Friday's tepid jobs report is a reminder that there is still a lot to be done to grow the economy. Yet Reich writes that President Obama's convention speech lacked details on how he will address unemployment and economic inequality.

Jae C. Hong/AP
President Barack Obama waves after his speech at the Democratic National Convention in Charlotte, N.C., on Thursday. Reich writes that Obama's speech was inspiring but failed to address the 'anemic' economic recovery.

President Obama’s speech to the Democratic National Convention was long on uplifting rhetoric but short on specifics for what he’ll do if reelected to reignite the American economy.

Yet today’s jobs report provides a troubling reminder that the economy is still in bad shape. Employers added only 96,000 nonfarm jobs in August. True, the unemployment rate fell to 8.1% from July’s 8.3%, But the size of the workforce continued to drop, according to a Labor Department report Friday.

Unfortunately for the President — and the rest of us — jobs gains have averaged only 94,000 over the last three months. That’s down from an average of 95,000 in the second quarter. And well below the average gain of 225,000 in the first quarter of the year And compared to last year, the trend is still in the wrong direction: a monthly average gain of 139,000 this year compared to last year’s average monthly gain of 153,000.
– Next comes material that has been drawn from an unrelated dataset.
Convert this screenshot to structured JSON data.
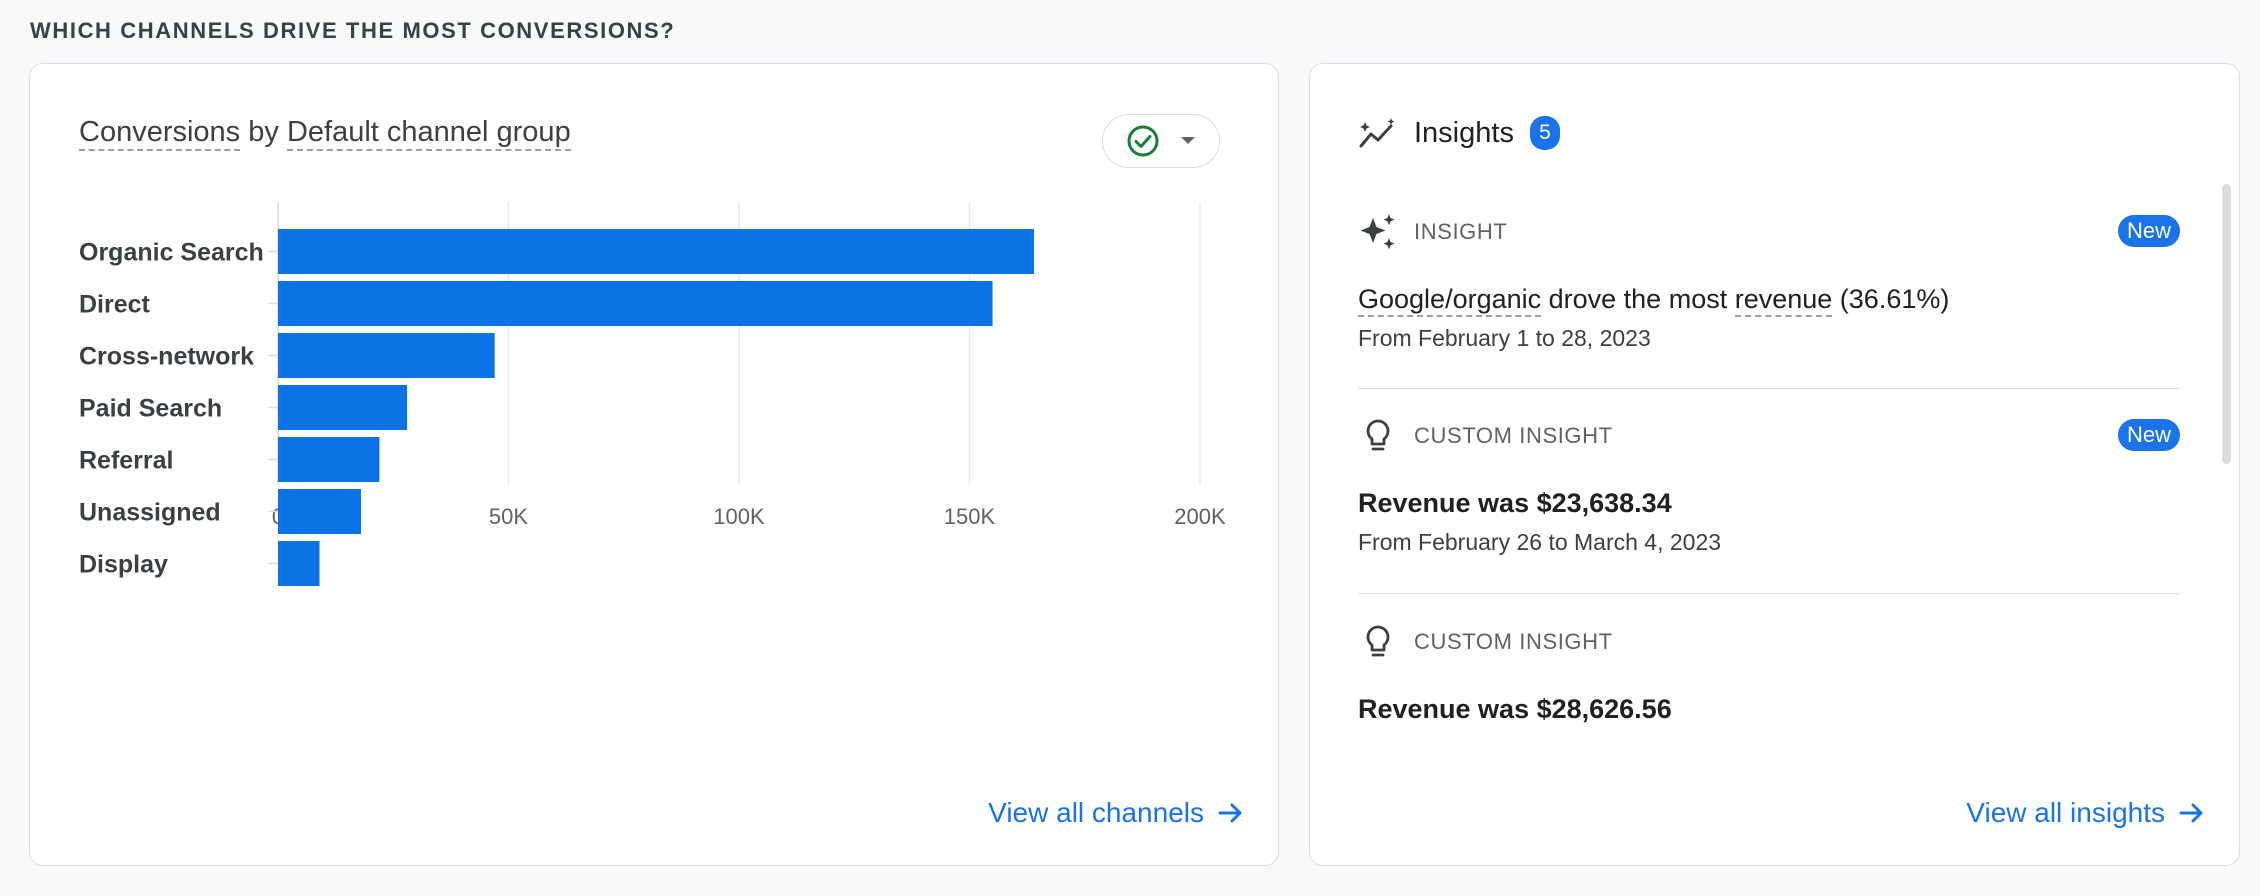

Look, I desperately want Obama to win. But the one thing his speech last night lacked was the one thing that was the most important for him to offer — a plan for how to get the economy out of the doldrums.

Last week Mitt Romney offered only the standard Republican bromides: cut taxes on the rich, cut spending on programs everyone else depends on, and deregulate. They didn’t work for George W. Bush and there’s no reason to expect they’ll work again.

But the President could have offered more than the rejoinder he did — suggesting, even in broad strokes, what he’ll do in his second term to get the economy moving again. At least he might have identified the scourge of inequality as a culprit, for example, pointing out, as he did last December, that the economy can’t advance when so much income and wealth are concentrated at the top that the vast middle class doesn’t have the purchasing power to get it back on track.

Undeniably, we have more jobs today than we did at the trough of the Great Recession in 2009. But the recovery has been anemic — and it appears to be slowing. We’re better off than we were then, but we’re not as well off as we need to be by a long shot.